現金出納帳または小口現金出納帳、預金出納帳とは、その名の通り現金と預金の取引記録を行う帳簿です。
実際にはそれぞれが別の帳簿ですが、考え方は同じで現金や預金の出入りを発生順に記録し、実際の残高と帳簿の残高を合わせていく点が共通しています。
現金出納帳・小口現金出納帳の記録
会社によっては小口現金勘定がなく、現金勘定として一括管理しているところもあるでしょう。また、現金勘定として扱うものの中には、通貨の他に他人振出しの小切手や郵便為替証書なども含まれます。これらを、仕訳帳から総勘定元帳にそのまま転記すると膨大な量になってしまうため、この補助簿が役に立つというわけです。
帳簿には、いつ・なにに・いくらを記載し、実際の現金有高と帳簿残高を合わせます。正しく現金のやり取りができていれば差額がでることはありませんが、膨大な量の取引を扱う会社だと管理が難しいものです。1日の業務終了時に、毎日それらの残高を合わせていくことが理想です。
取引例
- 4/1 前月末の現金残高 100,000円
- 4/6 B社に商品500,000円を現金で販売した
- 4/10 切手60,000円分を現金で購入した
- 4/20 C社へ買掛金350,000円を現金で支払った
- 4/24 D社より売掛金150,000円を現金で回収した
| 現金出納帳 |
| 日付 |
摘要 |
収入 |
支出 |
残高 |
| 4/1 |
前月繰越 |
100,000 |
|
100,000 |
| 4/6 |
B社へ商品販売 |
500,000 |
|
600,000 |
| 4/10 |
切手購入 |
|
60,000 |
540,000 |
| 4/20 |
買掛金支払(C社) |
|
350,000 |
190,000 |
| 4/24 |
売掛金回収(D社) |
150,000 |
|
340,000 |
このように、発生した取引に応じて日付順に記録します。
帳簿上の残高と、実際の現金残高を都度合わせていけば、現金取引のミスを減らすことができます。
預金残高出納帳の記録
預金残高出納帳は現金出納帳と基本的な考え方は同じで、その口座内の取引を記録し、その残高を合わせます。現金出納帳と違うところは、当座借越勘定が出てくることがある点です。

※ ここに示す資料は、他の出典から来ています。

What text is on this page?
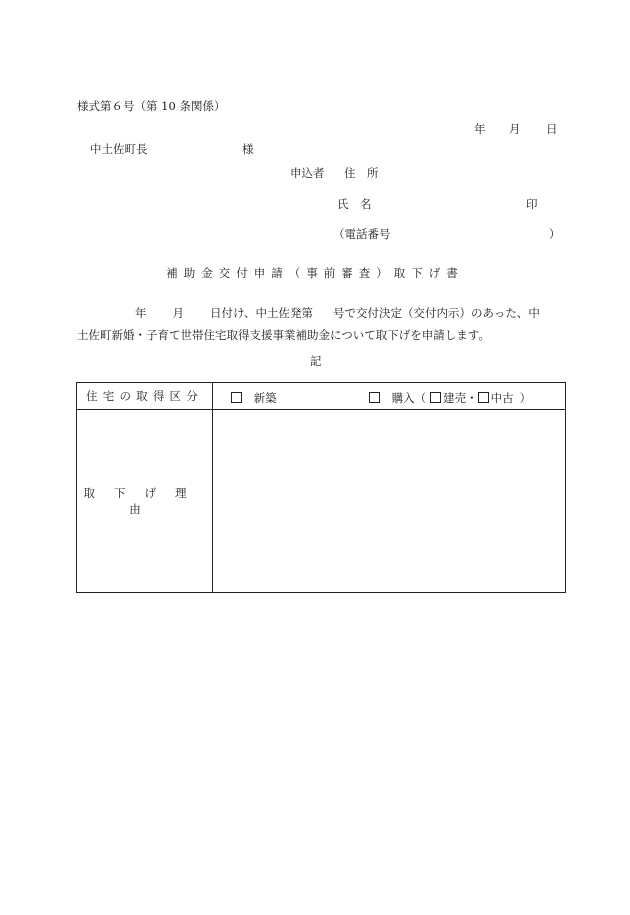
様式第６号（第 10 条関係）
年 月 日
中土佐町長	様
申込者 住　所
氏　名	印
（電話番号	）
補助金交付申請（事前審査）取下げ書
年 月 日付け、中土佐発第 号で交付決定（交付内示）のあった、中
土佐町新婚・子育て世帯住宅取得支援事業補助金について取下げを申請します。
記
住宅の取得区分	新築 購入（ 建売・ 中古 ）

取下げ理由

会社と銀行で借越契約を結ぶことで、支払った小切手よりも口座残高が少ない時、一時的に残高をマイナスにできるのです。
とはいえ、会社の負債として扱われ借金のようなものなので、借越の状態が続いてはいけません。
また、会社によっては複数の銀行口座をもっているでしょう。そういった場合には、口座一つ一つに対し、勘定科目を設置して管理しなければいけません。